The battle lines for the fall elections in Wisconsin started earlier this year, like most wars, as a muddle, but are becoming more defined as the skirmishes for the Democratic Party primary flush out candidate positions or non-positions.
Just as the Republicans ran an all-out, one-note, anti-Obama campaign in 2016, the Democrats in Wisconsin are running what is shaping up this hot summer as a largely anti-Scott Walker campaign. The Dems have been more reactive than proactive.
It doesn’t take much imagination to run again someone else’s agenda, but at least it creates a clear choice for voters in one of most purple of states, split right down the middle between Republicans and Democrats.
To understand the state’s bipolar politics, look at our two U.S. Senators. Republican Ron Johnson is one of the most conservative in the Senate, and Democrat Tammy Baldwin, is one of the most liberal. Both do head fakes towards the middle, looking for support from independents, but that’s not where they live.
The eight Democrats running for the gold ring in the Aug. 14 primary to decide who takes on two-term Gov. Walker are hitting many of the same notes on the campaign trail. The octet is singing in harmony by promising to reverse the Act 10 restrictions on public employee unions, to undo the $4 billion deal with Foxconn, to pump more money into education than Walker and to increase subsidies in one form or another for health care.
The Foxconn opposition is based on polls that show the massive Racine project is unpopular up state.
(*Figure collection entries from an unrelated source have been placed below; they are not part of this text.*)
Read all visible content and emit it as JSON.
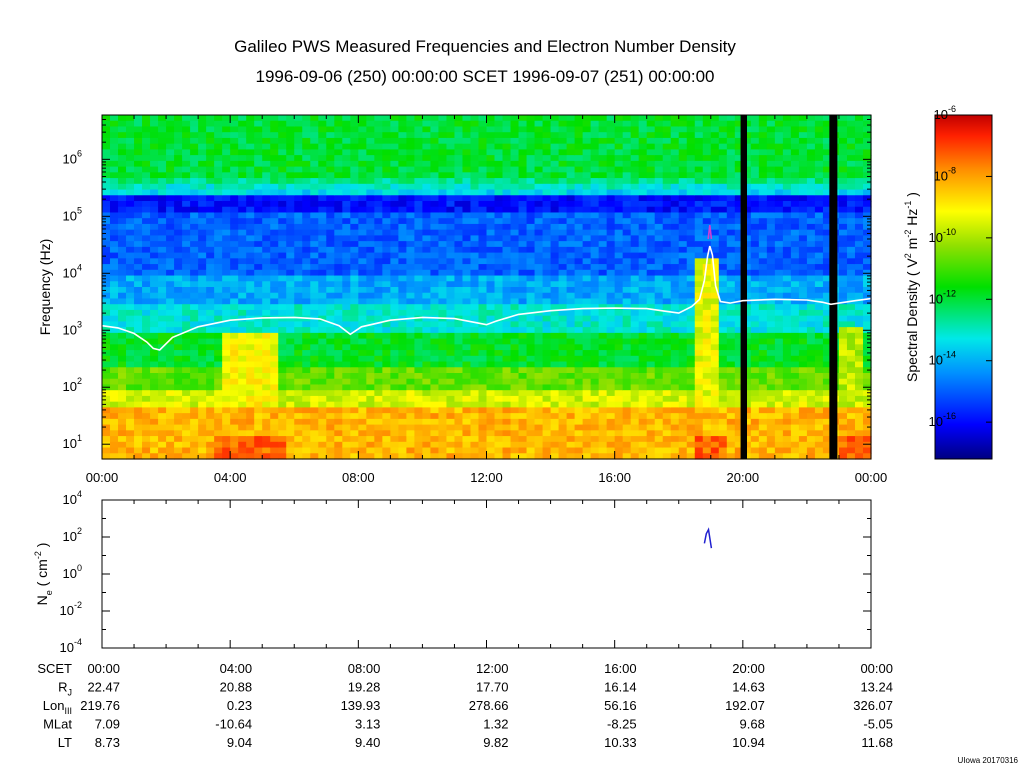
{
  "figure": {
    "title_line1": "Galileo PWS Measured Frequencies and Electron Number Density",
    "title_line2": "1996-09-06 (250) 00:00:00 SCET 1996-09-07 (251) 00:00:00",
    "footer": "UIowa 20170316"
  },
  "chart_data": [
    {
      "type": "heatmap",
      "title": "",
      "ylabel": "Frequency (Hz)",
      "yscale": "log",
      "ylim": [
        5.5,
        6000000
      ],
      "y_ticks": [
        {
          "mant": "10",
          "exp": "1"
        },
        {
          "mant": "10",
          "exp": "2"
        },
        {
          "mant": "10",
          "exp": "3"
        },
        {
          "mant": "10",
          "exp": "4"
        },
        {
          "mant": "10",
          "exp": "5"
        },
        {
          "mant": "10",
          "exp": "6"
        }
      ],
      "x_ticks": [
        "00:00",
        "04:00",
        "08:00",
        "12:00",
        "16:00",
        "20:00",
        "00:00"
      ],
      "x_range_hours": [
        0,
        24
      ],
      "colorbar": {
        "label": "Spectral Density ( V",
        "label_sup1": "2",
        "label_mid": " m",
        "label_sup2": "-2",
        "label_mid2": " Hz",
        "label_sup3": "-1",
        "label_end": " )",
        "scale": "log",
        "range_exp": [
          -17.2,
          -6
        ],
        "ticks": [
          {
            "mant": "10",
            "exp": "-6"
          },
          {
            "mant": "10",
            "exp": "-8"
          },
          {
            "mant": "10",
            "exp": "-10"
          },
          {
            "mant": "10",
            "exp": "-12"
          },
          {
            "mant": "10",
            "exp": "-14"
          },
          {
            "mant": "10",
            "exp": "-16"
          }
        ]
      },
      "data_gaps_hours": [
        [
          19.93,
          20.13
        ],
        [
          22.7,
          22.95
        ]
      ],
      "electron_plasma_frequency_line_hz": {
        "hours": [
          0,
          0.5,
          1.0,
          1.4,
          1.6,
          1.8,
          2.2,
          3.0,
          4.0,
          5.0,
          6.0,
          6.8,
          7.4,
          7.75,
          8.1,
          9.0,
          10.0,
          11.0,
          11.7,
          12.0,
          12.3,
          13.0,
          14.0,
          15.0,
          16.0,
          17.0,
          17.6,
          18.0,
          18.4,
          18.65,
          18.8,
          18.9,
          18.97,
          19.05,
          19.15,
          19.3,
          19.6,
          20.0,
          21.0,
          22.0,
          22.5,
          22.75,
          23.0,
          23.5,
          24.0
        ],
        "values": [
          1200,
          1100,
          880,
          620,
          480,
          450,
          750,
          1150,
          1500,
          1650,
          1680,
          1580,
          1200,
          850,
          1150,
          1500,
          1680,
          1600,
          1350,
          1250,
          1450,
          1900,
          2200,
          2400,
          2450,
          2400,
          2150,
          2000,
          2600,
          3500,
          7500,
          20000,
          30000,
          21000,
          6000,
          3200,
          3000,
          3300,
          3500,
          3400,
          3100,
          2850,
          3000,
          3300,
          3600
        ]
      },
      "burst_marker_hz": {
        "hours": [
          18.92,
          18.97,
          19.02
        ],
        "values": [
          40000,
          70000,
          40000
        ]
      }
    },
    {
      "type": "line",
      "ylabel": "N",
      "ylabel_sub": "e",
      "ylabel_unit": " ( cm",
      "ylabel_unit_sup": "-2",
      "ylabel_unit_end": " )",
      "yscale": "log",
      "ylim": [
        0.0001,
        10000
      ],
      "y_ticks": [
        {
          "mant": "10",
          "exp": "4"
        },
        {
          "mant": "10",
          "exp": "2"
        },
        {
          "mant": "10",
          "exp": "0"
        },
        {
          "mant": "10",
          "exp": "-2"
        },
        {
          "mant": "10",
          "exp": "-4"
        }
      ],
      "x_range_hours": [
        0,
        24
      ],
      "color": "#2020d0",
      "series": [
        {
          "x": [
            18.8,
            18.86,
            18.93,
            19.02
          ],
          "y": [
            45,
            150,
            250,
            25
          ]
        }
      ]
    }
  ],
  "ephemeris": {
    "rows": [
      {
        "label": "SCET",
        "sub": "",
        "values": [
          "00:00",
          "04:00",
          "08:00",
          "12:00",
          "16:00",
          "20:00",
          "00:00"
        ]
      },
      {
        "label": "R",
        "sub": "J",
        "values": [
          "22.47",
          "20.88",
          "19.28",
          "17.70",
          "16.14",
          "14.63",
          "13.24"
        ]
      },
      {
        "label": "Lon",
        "sub": "III",
        "values": [
          "219.76",
          "0.23",
          "139.93",
          "278.66",
          "56.16",
          "192.07",
          "326.07"
        ]
      },
      {
        "label": "MLat",
        "sub": "",
        "values": [
          "7.09",
          "-10.64",
          "3.13",
          "1.32",
          "-8.25",
          "9.68",
          "-5.05"
        ]
      },
      {
        "label": "LT",
        "sub": "",
        "values": [
          "8.73",
          "9.04",
          "9.40",
          "9.82",
          "10.33",
          "10.94",
          "11.68"
        ]
      }
    ]
  }
}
But politically astute Foxconn is spreading a few dollars on old downtown buildings for innovation centers in Milwaukee, Green Bay and Eau Claire. These a hundred dollar chips in a billion dollar poker game.
No one really knows how the Walker-Foxconn bet will play out. The subsidies are more than $300,000 per job created, way more than any previous inducements. But the Democrats, who seldom come off as pro growth, cannot say it isn’t a bold play.
One the governor’s side, he is pretty much sticking to his track record. He will talk endlessly about the state’s low unemployment rate of 2.8%, knowing full well that all governors have less to do with job trends in the short run than do national trends. The Democrats say he could have done better, that the state’s job growth rate still lags the nation. The latter is true.
They will have a tough time, though, with that argument when there are more jobs that people to fill them and when wages are finally moving upward. In reality, the worker shortage has become a constraint on economic growth.
None of the candidates have addressed the brain drain from the state, which moderated last year but has been running are some 10,000 college graduates per year.
Both parties are fully behind workforce training. It’s necessary, safe ground, but not a party differentiator.
Several of the Democrats have proposed free education at the technical college and two-year community college level. That’s unique, but has lacked a fiscal note – how it gets paid for.
Both parties are ducking major issues. The Democrats have been silent on how to increase economic strategy, always showing a certain antipathy for the corporations that make the economy go round.
Neither party has shown much leadership on stimulating the startup economy, despite the recent learning that entrepreneurs reinvent the economy and create most of the new jobs.
Both parties are paying needed attention to the opioid crisis.
The GOP has developed a blind spot on the environment. The want fewer regulations on development, but look past the enormous challenges to the Great Lakes, like the dead zone in Green Bay, the mussel invasion that came through the St. Lawrence Seaway and wreaks havoc on the fishery and the Asian Carp that will soon be ripping up the five lakes.
The Democrats worry about access to health care and want to make it free. The Republicans worry about the high taxes to pay for care. Neither has a clue about managing the costs that are driving prices of care to obscene levels.
Gov. Walker has chosen the debt route to fund highway construction. The Democrats want to raise taxes to fund the big highway costs.
All in, there are enough differences for voters to make a choice. It would be even easier of the parties would take on all the tough issues.
Of course, the wild card in all of the above is the Trump factor. The president’s minority base adores him. His opponents don’t oppose him; the despise him. Above all, he is divisive. Voters in the middle are still trying to figure out just what he is.
How his impact plays out this fall in Wisconsin, a state he carried in 2016, is anyone’s guess.